But bloss, someone who has cared for 300 babies can't have cared for any of them for very long!! Maternity nurses typically care for babies up to about six weeks (often a good deal less) - this is simply not long enough to see the long-term results of any regime.
I am absolutely fine about someone with this experience sharing hints about laundry and the best sort of mattress and giving tips about how to hold a new baby safely, and bath them, and helping the toddler get used to the new arrival - after 300 babies you'd pick up a lot of practical stuff like this and certainly more than any paediatrician :)
But as for the other stuff, specifically breastfeeding physiology, there is a ton of research done (cumulatively) on many thousands of babies that no one could possibly hope to compete with in their own personal experience. None of the books give any hint that this has been anything other than skimmed over, and what little has been read has been comprehensively misunderstood (just read what the books say about foremilk and hindmilk, for example).

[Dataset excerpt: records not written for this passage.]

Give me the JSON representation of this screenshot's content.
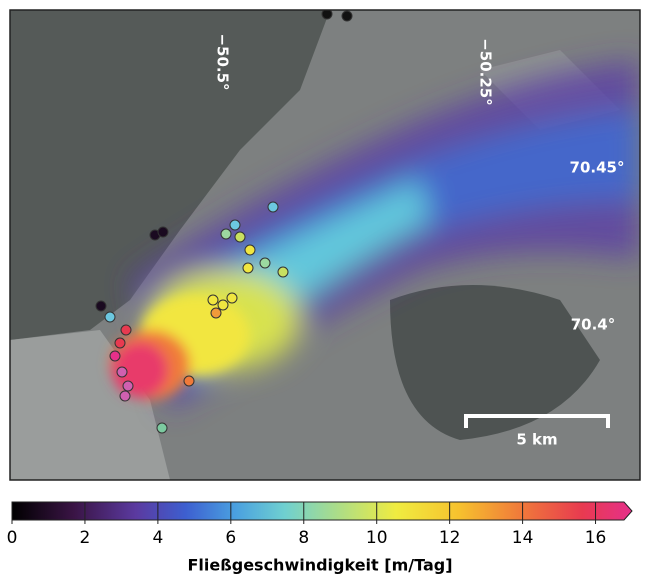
{
  "map": {
    "lon_labels": [
      "−50.5°",
      "−50.25°"
    ],
    "lat_labels": [
      "70.45°",
      "70.4°"
    ],
    "scale_bar": "5 km"
  },
  "colorbar": {
    "label": "Fließgeschwindigkeit [m/Tag]",
    "lim": [
      0,
      17
    ],
    "ticks": [
      0,
      2,
      4,
      6,
      8,
      10,
      12,
      14,
      16
    ]
  }
}
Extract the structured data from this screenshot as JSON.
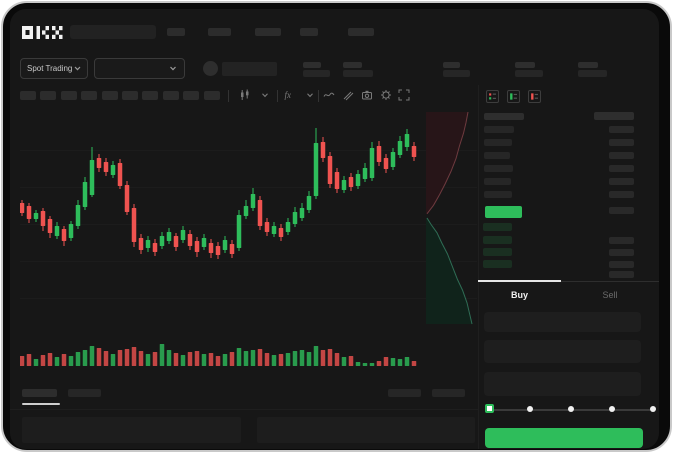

I think what I am saying is that if you want to write something that purports to fit the lives of 'all' babies - and to repeat, that's where the real weakness of the books lie, in this persistent claim that 'one size fits all' - you have an obligation to make sure your advice is soundly evidence-based. Even then, you have to be quite brave to claim the advice is suitable for everyone....
If an author doesn't want to do the reading and the research, then don't you think it's best for them to say nothing at all about the stuff they don't understand, and instead stick to practical and useful tips about woollies and decorating the nursery?